Intersection of spheres seems to produce equation of plane

Question

I'm trying to find the equation describing the curve formed by the intersection of two spheres. One of radius $R$ is centered at $(0,0,0)$ and one of radius $r_v$ is at a point $(x_v,y_v,z_v)$. The equations describing the spheres are then

$$x^2 + y^2 + z^2 = R^2$$ $$(x-x_v)^2 + (y-y_v)^2 + (z-z_v)^2 = {r_v}^2$$

Expanding the second equation:

$$x^2 - 2xx_v + {x_v}^2 + y^2 - 2yy_v + {y_v}^2 + z^2 - 2zz_v + {z_v}^2 = {r_v}^2$$

Collecting terms:

$$x^2 + y^2 + z^2 - 2(xx_v + yy_v + zz_v) + {x_v}^2 + {y_v}^2 + {z_v}^2 = {r_v}^2$$

From the first equation, we have $x^2 + y^2 + z^2 = R^2$, so we can substitute $R^2$ for $x^2 + y^2 + z^2$ in the preceding equation:

$$R^2 - 2(xx_v + yy_v + zz_v) + {x_v}^2 + {y_v}^2 + {z_v}^2 = {r_v}^2$$

Which leads to

$$xx_v + yy_v + zz_v = -\frac{1}{2} \left( {r_v}^2 - R^2 - {x_v}^2 - {y_v}^2 - {z_v}^2 \right)$$

This equation describes a plane, but the intersection of two spheres should be a circle. $R$ and $r_v$ are independent of $x, y,$ and $z$. So this final equation is of the form

$$ax + by + cz = d$$

I can only assume I've made an error somewhere, but I can't figure out where.

Answer 1

By subtracting the two equations, you’ve not produced a solution to the system. What you’ve got is another equation whose solution set includes the common solutions to the original equations.

To illustrate, lets look at finding the intersection of the lines in the plane with equations $x+2y=1$ and $x-y=3$. Subtracting the second from the first yields the equation $3y=-2$. This is the equation of another line that passes through the intersection point. It’s simpler than the original equations, though, and you can easily find the $y$-coordinate of the intersection using it, but you then have to go back to one of the original equations to find the $x$-coordinate. In the same way, subtracting one sphere equation from the other produced a simpler equation, but this simpler equation overgenerates solutions—an entire plane’s worth instead of only a circle—just like the way the line $3y=-2$ includes many points we’re not interested in.

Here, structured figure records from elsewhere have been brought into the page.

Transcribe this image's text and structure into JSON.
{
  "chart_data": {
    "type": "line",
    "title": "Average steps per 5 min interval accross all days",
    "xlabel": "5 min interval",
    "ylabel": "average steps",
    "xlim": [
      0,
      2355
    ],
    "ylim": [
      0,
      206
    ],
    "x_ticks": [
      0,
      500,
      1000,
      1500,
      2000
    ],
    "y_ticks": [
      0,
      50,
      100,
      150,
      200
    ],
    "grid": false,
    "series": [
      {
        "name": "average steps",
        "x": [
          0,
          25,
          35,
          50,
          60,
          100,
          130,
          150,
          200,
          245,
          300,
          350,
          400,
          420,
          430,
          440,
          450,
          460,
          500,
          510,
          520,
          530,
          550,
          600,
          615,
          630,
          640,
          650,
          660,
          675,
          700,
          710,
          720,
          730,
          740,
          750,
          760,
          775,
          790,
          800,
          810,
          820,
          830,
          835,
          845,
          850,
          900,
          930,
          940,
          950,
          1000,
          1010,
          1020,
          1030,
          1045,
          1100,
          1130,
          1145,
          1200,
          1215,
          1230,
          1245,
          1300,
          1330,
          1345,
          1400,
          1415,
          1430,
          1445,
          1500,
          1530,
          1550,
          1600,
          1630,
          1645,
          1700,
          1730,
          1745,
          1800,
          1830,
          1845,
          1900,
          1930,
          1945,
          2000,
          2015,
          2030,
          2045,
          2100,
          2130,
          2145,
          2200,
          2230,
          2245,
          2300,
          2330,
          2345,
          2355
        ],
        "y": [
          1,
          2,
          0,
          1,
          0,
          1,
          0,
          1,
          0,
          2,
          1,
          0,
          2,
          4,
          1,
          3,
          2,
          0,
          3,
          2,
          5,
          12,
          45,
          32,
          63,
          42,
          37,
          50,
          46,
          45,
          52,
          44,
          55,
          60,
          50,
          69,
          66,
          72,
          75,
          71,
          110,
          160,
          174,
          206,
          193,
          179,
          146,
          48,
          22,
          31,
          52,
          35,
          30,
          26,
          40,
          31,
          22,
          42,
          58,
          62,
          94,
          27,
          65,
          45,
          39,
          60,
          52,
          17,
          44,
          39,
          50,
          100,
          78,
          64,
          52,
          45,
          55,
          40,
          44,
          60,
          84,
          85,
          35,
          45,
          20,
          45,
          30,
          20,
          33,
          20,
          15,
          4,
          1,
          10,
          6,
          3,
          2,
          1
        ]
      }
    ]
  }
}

Observe, too, that no matter how we manipulate them, it take two implicit equations to specify a point on the plane. Similarly, a curve in $\mathbb R^3$ can’t be represented by a single implicit equation such as the one you derived.

Answer 2

You try to solve a system with two equations and two unknowns. You made one new equation from both. But the system stays a system, that is, you have a new system containing the new equation and one of the original ones.

Example: take $x+y=3$ and $2x-3y=6$. Now add both equations to get $3x-2y=9$, an equation of a line. It’s clear that this line is not the solution of the system. The solution is the intersection of that new line and one of the original ones.

In your case you found that the intersection of two spheres is the intersection of a plane and one of the spheres.

Answer 3

You made no other mistake than dropping one of the original equations, which allows more solution points than should.

The intersection of two spheres is indeed a circle, with is contained in a plane. Hence you can recast the problem as that of the intersection of a sphere and a plane.